PORTALBERITA.CO.ID - Fenomena jam kerja berlebihan atau overwork hingga kini masih menjadi tantangan mendasar yang dihadapi oleh jutaan tenaga kerja di Indonesia. Kondisi kerja yang melebihi batas waktu ideal ini memicu perhatian publik karena berpotensi membawa dampak signifikan terhadap kesehatan fisik maupun mental para pekerja.

Berdasarkan temuan terkini dari Survei Angkatan Kerja Nasional (Sakernas) yang diselenggarakan oleh Badan Pusat Statistik (BPS) pada Agustus 2025, proporsi pekerja dengan jam kerja panjang tergolong cukup tinggi.
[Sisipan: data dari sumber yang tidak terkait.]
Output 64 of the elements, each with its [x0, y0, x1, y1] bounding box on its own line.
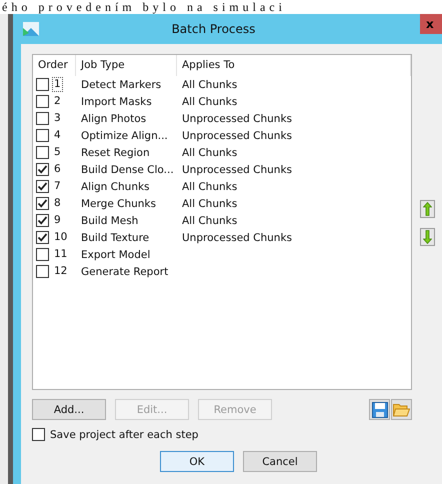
- job-type-cell-text: Align Chunks: [80, 180, 151, 192]
- applies-to-cell-text: Unprocessed Chunks: [181, 130, 293, 142]
- close-button[interactable]: x: [420, 14, 442, 34]
- order-number: 12: [53, 264, 68, 279]
- order-number: 4: [53, 128, 62, 143]
- order-number: 11: [53, 247, 68, 262]
- checkbox[interactable]: [36, 197, 49, 210]
- checkbox[interactable]: [36, 163, 49, 176]
- checkbox[interactable]: [36, 231, 49, 244]
- job-type-cell-text: Align Photos: [80, 112, 148, 124]
- order-number: 2: [53, 94, 62, 109]
- action-button[interactable]: Add...: [32, 399, 106, 420]
- arrow-down-icon: [423, 230, 432, 244]
- column-header[interactable]: Applies To: [177, 55, 411, 76]
- applies-to-cell-text: All Chunks: [181, 198, 238, 210]
- applies-to-cell-text: All Chunks: [181, 180, 238, 192]
- applies-to-cell-text: Unprocessed Chunks: [181, 112, 293, 124]
- checkbox[interactable]: [36, 248, 49, 261]
- applies-to-cell-text: All Chunks: [181, 214, 238, 226]
- job-type-cell-text: Export Model: [80, 248, 152, 260]
- applies-to-cell-text: All Chunks: [181, 96, 238, 108]
- order-number: 8: [53, 196, 62, 211]
- order-number: 5: [53, 145, 62, 160]
- checkbox[interactable]: [36, 146, 49, 159]
- document-text: ého provedením bylo na simulaci: [1, 0, 286, 14]
- order-number: 7: [53, 179, 62, 194]
- arrow-up-icon: [423, 202, 432, 216]
- order-number: 3: [53, 111, 62, 126]
- move-down-button[interactable]: [420, 228, 435, 246]
- job-type-cell-text: Reset Region: [80, 146, 151, 158]
- job-type-cell-text: Optimize Align...: [80, 130, 169, 142]
- window-title: Batch Process: [170, 22, 256, 36]
- order-number: 9: [53, 213, 62, 228]
- checkbox[interactable]: [36, 180, 49, 193]
- checkbox[interactable]: [36, 78, 49, 91]
- job-type-cell-text: Detect Markers: [80, 78, 162, 90]
- applies-to-cell-text: All Chunks: [181, 78, 238, 90]
- job-type-cell-text: Build Dense Clo...: [80, 164, 175, 176]
- dialog-button[interactable]: Cancel: [243, 451, 317, 472]
- checkbox[interactable]: [36, 112, 49, 125]
- job-type-cell-text: Build Texture: [80, 232, 150, 244]
- order-number: 10: [53, 230, 68, 245]
- dialog-button[interactable]: OK: [160, 451, 234, 472]
- move-up-button[interactable]: [420, 200, 435, 218]
- job-type-cell-text: Build Mesh: [80, 214, 140, 226]
- folder-icon: [393, 402, 410, 416]
- applies-to-cell-text: Unprocessed Chunks: [181, 164, 293, 176]
- save-button[interactable]: [369, 399, 390, 420]
- job-type-cell-text: Import Masks: [80, 96, 153, 108]
- order-number: 6: [53, 162, 62, 177]
- checkbox[interactable]: [36, 95, 49, 108]
- checkbox[interactable]: [32, 428, 45, 441]
- checkbox[interactable]: [36, 129, 49, 142]
- job-type-cell-text: Merge Chunks: [80, 198, 157, 210]
- applies-to-cell-text: All Chunks: [181, 146, 238, 158]
- job-type-cell-text: Generate Report: [80, 266, 170, 278]
- column-header[interactable]: Order: [33, 55, 76, 76]
- order-number: 1: [52, 77, 63, 92]
- column-header[interactable]: Job Type: [76, 55, 177, 76]
- applies-to-cell-text: Unprocessed Chunks: [181, 232, 293, 244]
- checkbox[interactable]: [36, 265, 49, 278]
- window-app-icon: [23, 22, 39, 36]
- checkbox[interactable]: [36, 214, 49, 227]
- checkbox-label: Save project after each step: [50, 428, 198, 440]
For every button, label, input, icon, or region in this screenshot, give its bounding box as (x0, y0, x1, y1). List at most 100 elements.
Data tersebut merekam bahwa sekitar 25,47 persen dari total penduduk usia kerja di tanah air menghabiskan waktu lebih dari 49 jam setiap minggunya untuk bekerja.
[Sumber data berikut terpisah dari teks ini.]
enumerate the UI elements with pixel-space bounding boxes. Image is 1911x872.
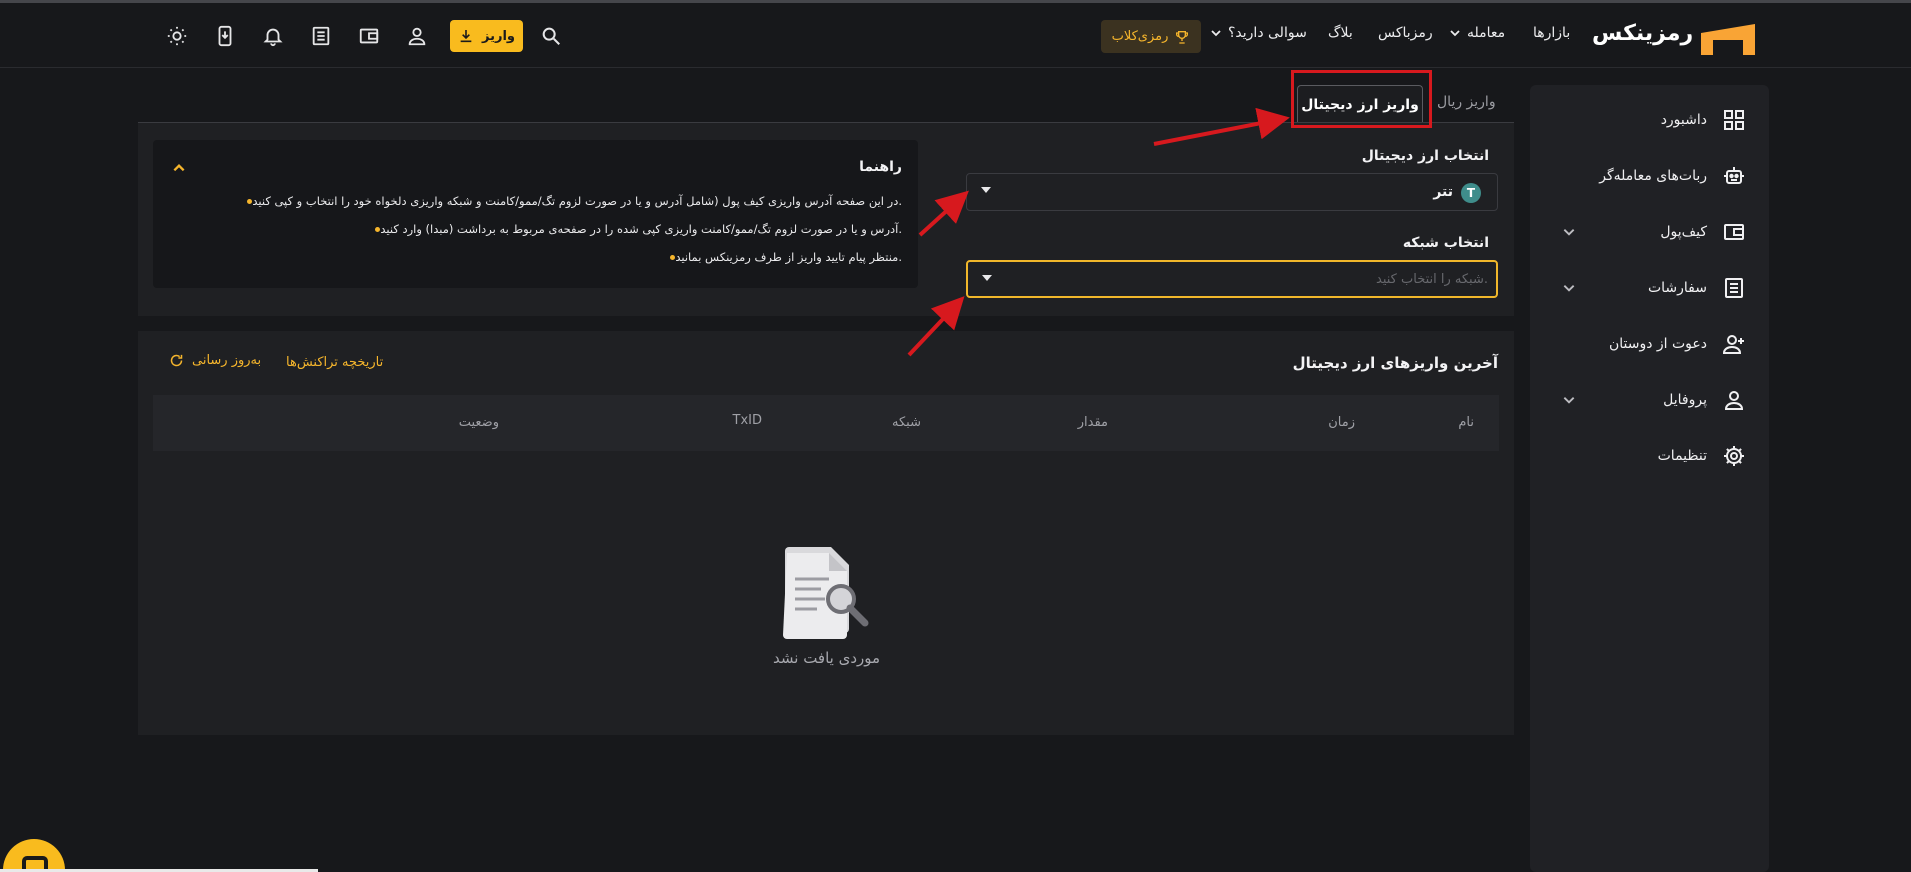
brand-name: رمزینکس [1592, 21, 1694, 46]
deposit-button-label: واریز [482, 28, 515, 44]
search-icon[interactable] [535, 20, 567, 52]
chevron-down-icon [1563, 397, 1575, 404]
wallet-icon [1721, 219, 1747, 245]
refresh-link[interactable]: به‌روز رسانی [169, 353, 261, 368]
currency-selected-value: تتر [1433, 184, 1453, 200]
transaction-history-link[interactable]: تاریخچه تراکنش‌ها [286, 355, 383, 370]
ramzi-club-button[interactable]: رمزی‌کلاب [1101, 20, 1201, 53]
network-select-label: انتخاب شبکه [1402, 235, 1489, 251]
guide-title: راهنما [859, 159, 902, 175]
brand-logo-icon[interactable] [1701, 24, 1755, 55]
guide-item: در این صفحه آدرس واریزی کیف پول (شامل آد… [237, 194, 902, 208]
download-icon [460, 30, 472, 43]
sidebar-item-trading-bots[interactable]: ربات‌های معامله‌گر [1530, 158, 1769, 194]
tether-coin-icon: T [1461, 183, 1481, 203]
guide-item-text: آدرس و یا در صورت لزوم تگ/ممو/کامنت واری… [380, 222, 902, 236]
sidebar: داشبورد ربات‌های معامله‌گر کیف‌پول سفارش… [1530, 85, 1769, 872]
sidebar-item-dashboard[interactable]: داشبورد [1530, 102, 1769, 138]
column-header-status: وضعیت [458, 415, 499, 430]
robot-icon [1721, 163, 1747, 189]
top-header: واریز رمزی‌کلاب سوالی دارید؟ بلاگ رمزباک… [0, 3, 1911, 68]
sidebar-item-wallet[interactable]: کیف‌پول [1530, 214, 1769, 250]
deposit-button[interactable]: واریز [450, 20, 523, 52]
gear-icon [1721, 443, 1747, 469]
sidebar-item-profile[interactable]: پروفایل [1530, 382, 1769, 418]
user-profile-icon [1721, 387, 1747, 413]
sidebar-item-invite-friends[interactable]: دعوت از دوستان [1530, 326, 1769, 362]
column-header-time: زمان [1328, 415, 1355, 430]
mobile-app-download-icon[interactable] [209, 20, 241, 52]
refresh-icon [170, 354, 183, 367]
guide-item: آدرس و یا در صورت لزوم تگ/ممو/کامنت واری… [365, 222, 902, 236]
sidebar-item-label: داشبورد [1660, 112, 1707, 128]
caret-down-icon [981, 187, 991, 193]
theme-toggle-sun-icon[interactable] [161, 20, 193, 52]
chevron-up-icon[interactable] [172, 161, 186, 175]
orders-list-icon[interactable] [305, 20, 337, 52]
trophy-icon [1176, 30, 1189, 44]
network-select-placeholder: شبکه را انتخاب کنید. [1376, 272, 1488, 287]
empty-state-text: موردی یافت نشد [773, 649, 881, 667]
empty-document-search-icon [783, 547, 869, 639]
dashboard-grid-icon [1721, 107, 1747, 133]
sidebar-item-label: پروفایل [1663, 392, 1707, 408]
user-profile-icon[interactable] [401, 20, 433, 52]
sidebar-item-settings[interactable]: تنظیمات [1530, 438, 1769, 474]
nav-faq-label: سوالی دارید؟ [1228, 25, 1307, 41]
sidebar-item-label: دعوت از دوستان [1608, 336, 1707, 352]
annotation-highlight-box [1291, 70, 1432, 128]
column-header-txid: TxID [732, 413, 762, 428]
nav-blog-label: بلاگ [1328, 25, 1353, 41]
table-header: نام زمان مقدار شبکه TxID وضعیت [153, 395, 1499, 451]
nav-markets[interactable]: بازارها [1533, 25, 1570, 41]
network-select[interactable]: شبکه را انتخاب کنید. [966, 260, 1498, 298]
nav-ramzibox[interactable]: رمزباکس [1378, 25, 1433, 41]
orders-list-icon [1721, 275, 1747, 301]
chevron-down-icon [1450, 30, 1460, 37]
guide-box: راهنما در این صفحه آدرس واریزی کیف پول (… [153, 140, 918, 288]
sidebar-item-label: تنظیمات [1657, 448, 1707, 464]
sidebar-item-label: کیف‌پول [1660, 224, 1707, 240]
guide-item-text: منتظر پیام تایید واریز از طرف رمزینکس بم… [675, 250, 902, 264]
nav-trade-label: معامله [1467, 25, 1506, 41]
nav-blog[interactable]: بلاگ [1328, 25, 1353, 41]
chevron-down-icon [1563, 285, 1575, 292]
column-header-amount: مقدار [1077, 415, 1108, 430]
currency-select[interactable]: T تتر [966, 173, 1498, 211]
caret-down-icon [982, 275, 992, 281]
nav-markets-label: بازارها [1533, 25, 1571, 41]
wallet-icon[interactable] [353, 20, 385, 52]
currency-select-label: انتخاب ارز دیجیتال [1361, 148, 1489, 164]
guide-item-text: در این صفحه آدرس واریزی کیف پول (شامل آد… [252, 194, 902, 208]
refresh-link-label: به‌روز رسانی [192, 353, 262, 368]
chevron-down-icon [1211, 30, 1221, 37]
recent-deposits-title: آخرین واریزهای ارز دیجیتال [1292, 354, 1498, 372]
club-label: رمزی‌کلاب [1111, 29, 1169, 44]
notifications-bell-icon[interactable] [257, 20, 289, 52]
column-header-network: شبکه [892, 415, 921, 430]
nav-faq[interactable]: سوالی دارید؟ [1210, 25, 1307, 41]
chevron-down-icon [1563, 229, 1575, 236]
column-header-name: نام [1458, 415, 1474, 430]
guide-item: منتظر پیام تایید واریز از طرف رمزینکس بم… [660, 250, 902, 264]
recent-deposits-panel: آخرین واریزهای ارز دیجیتال تاریخچه تراکن… [138, 331, 1514, 735]
sidebar-item-label: ربات‌های معامله‌گر [1599, 168, 1707, 184]
nav-ramzibox-label: رمزباکس [1378, 25, 1433, 41]
sidebar-item-label: سفارشات [1647, 280, 1707, 296]
nav-trade[interactable]: معامله [1449, 25, 1505, 41]
sidebar-item-orders[interactable]: سفارشات [1530, 270, 1769, 306]
tab-rial-deposit[interactable]: واریز ریال [1437, 94, 1496, 110]
add-user-icon [1721, 331, 1747, 357]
"Sekitar 25,47 persen dari total penduduk usia kerja di Indonesia tercatat menghabiskan lebih dari 49 jam per minggu di tempat kerja," kata Badan Pusat Statistik dalam rilis data Sakernas Agustus 2025.
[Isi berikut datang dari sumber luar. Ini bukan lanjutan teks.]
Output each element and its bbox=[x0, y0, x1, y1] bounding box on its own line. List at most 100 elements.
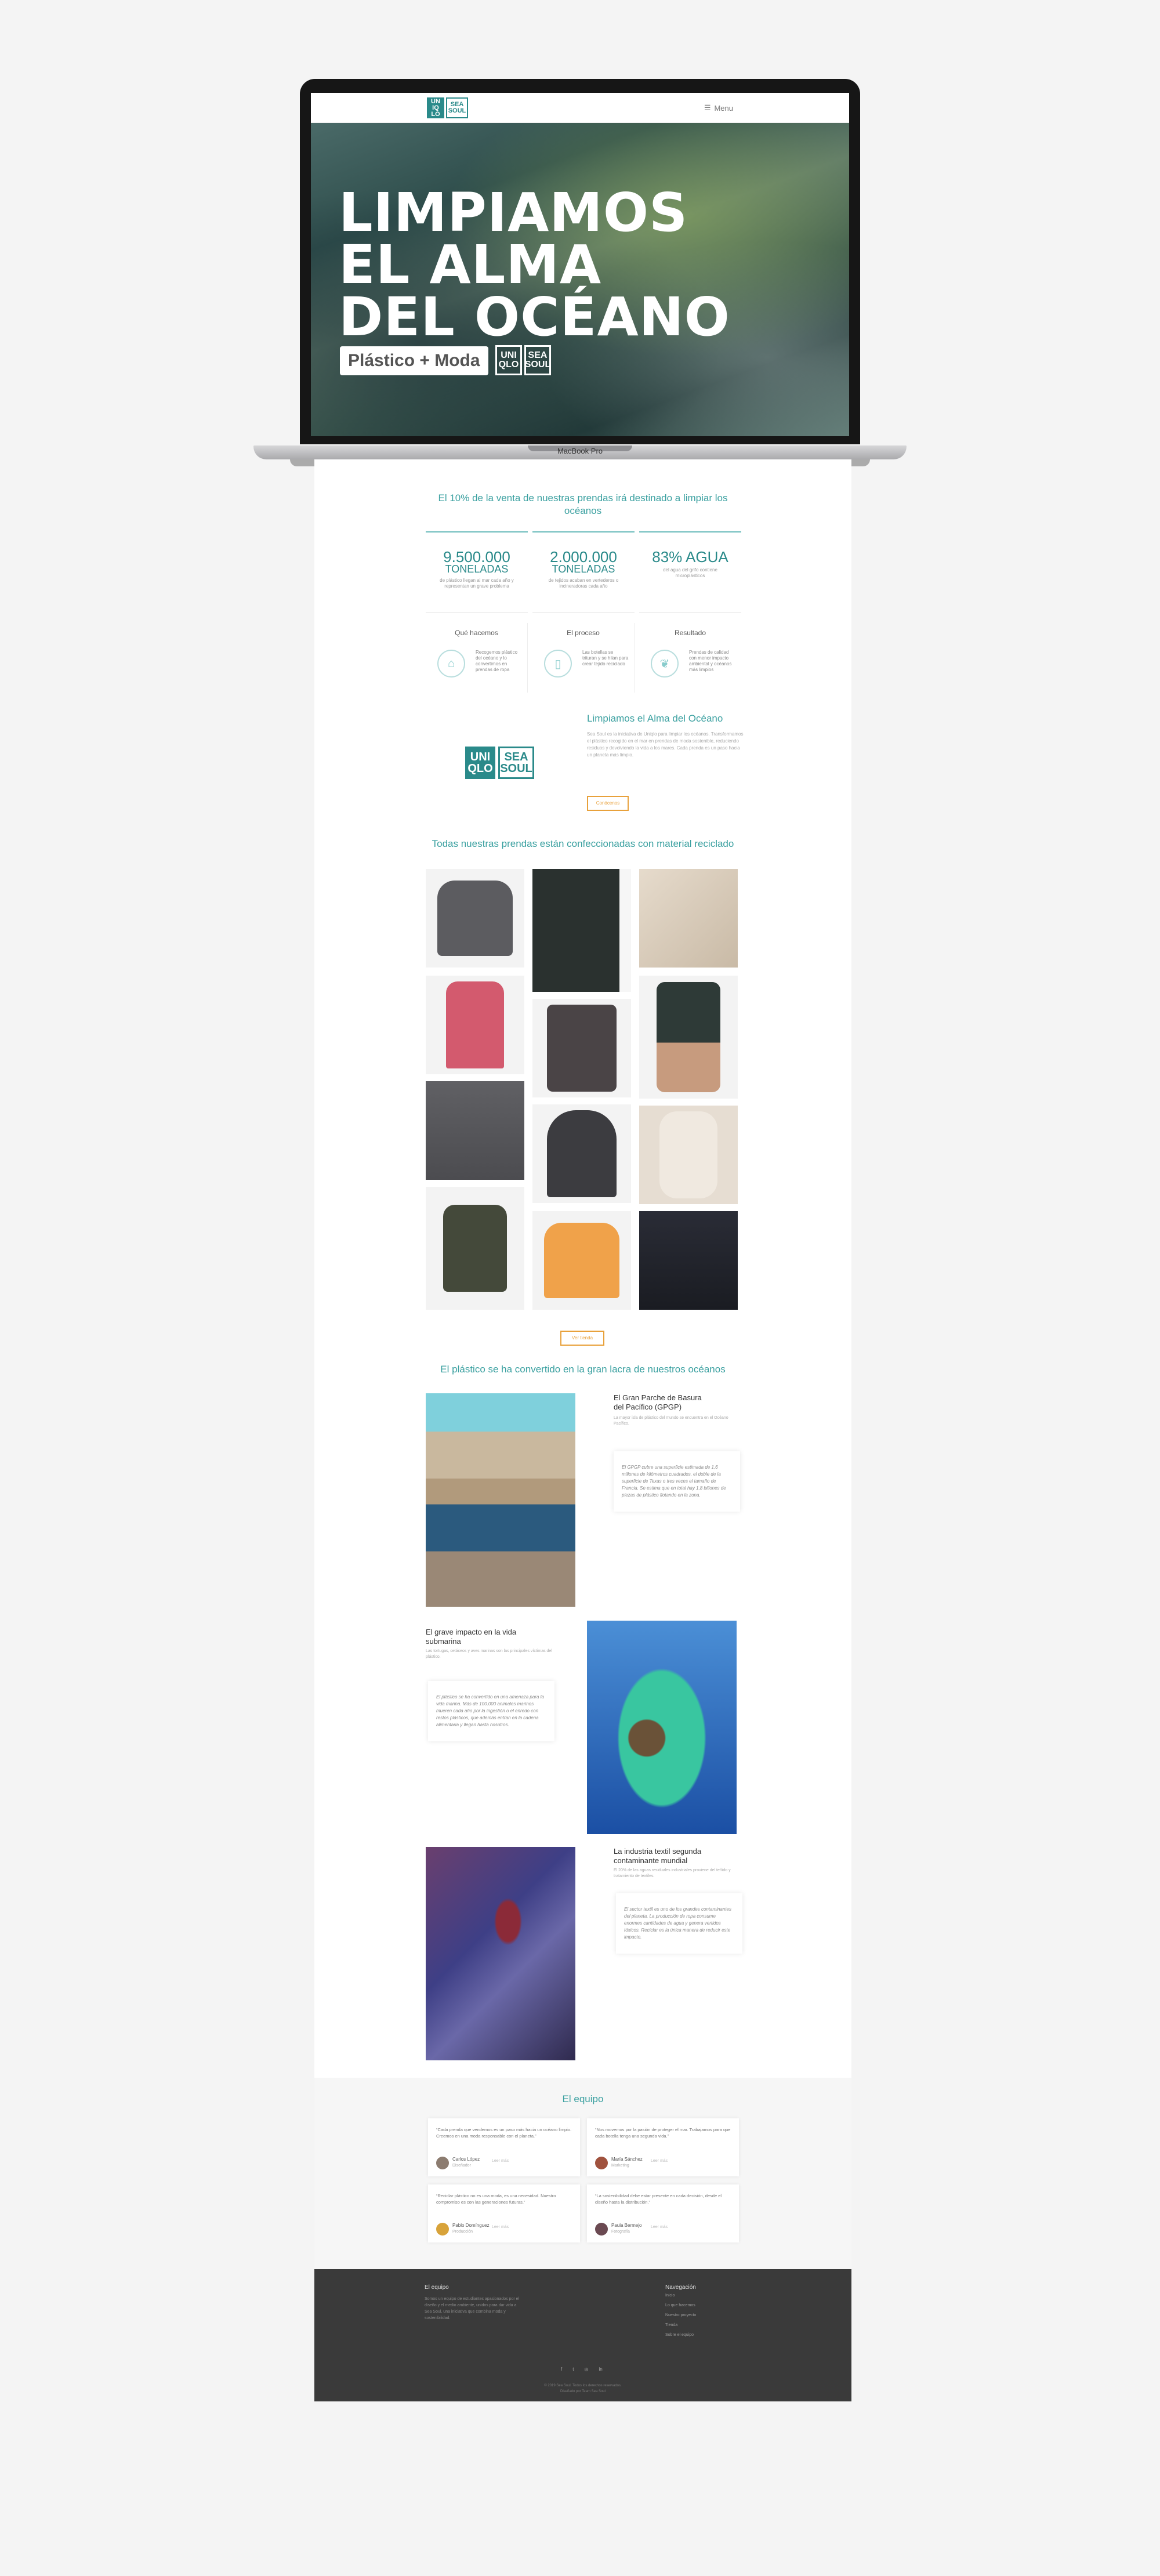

Dikutip dari INFOTREN.ID, durasi kerja yang melebihi standar normal tersebut menempatkan sebagian besar buruh dan karyawan dalam situasi yang rentan terhadap gangguan kesehatan. Beban fisik yang terus-menerus dituntut tanpa waktu istirahat yang cukup dapat memicu kelelahan kronis hingga penurunan daya tahan tubuh.

Dampak dari fenomena overwork ini tidak hanya berimbas pada kondisi fisik, melainkan juga berpotensi mengganggu stabilitas emosional dan meningkatkan risiko stres pada pekerja. Kurangnya waktu luang untuk beristirahat serta berkumpul bersama keluarga kerap kali mengurangi kualitas hidup tenaga kerja secara keseluruhan.

Secara umum, regulasi ketenagakerjaan menetapkan batas jam kerja ideal sekitar 40 jam dalam seminggu untuk menjaga keseimbangan antara kehidupan pribadi dan profesional. Namun, realita di lapangan menunjukkan masih banyak sektor industri yang menuntut durasi kerja jauh melampaui ambang batas aman tersebut.

Para pakar keselamatan dan kesehatan kerja mengimbau agar pihak perusahaan dapat meninjau kembali kebijakan durasi serta beban kerja karyawan. Pengaturan ulang pola kerja yang lebih fleksibel dan proporsional dinilai sangat penting demi mencegah terjadinya risiko penyakit serius akibat kelelahan berlebih.

Langkah antisipasi dan kesadaran bersama dari pengusaha serta regulator diharapkan dapat menciptakan lingkungan kerja yang lebih sehat dan produktif di masa mendatang. Perlindungan terhadap kesejahteraan serta kesehatan pekerja menjadi kunci utama dalam menjaga keberlanjutan roda perekonomian nasional.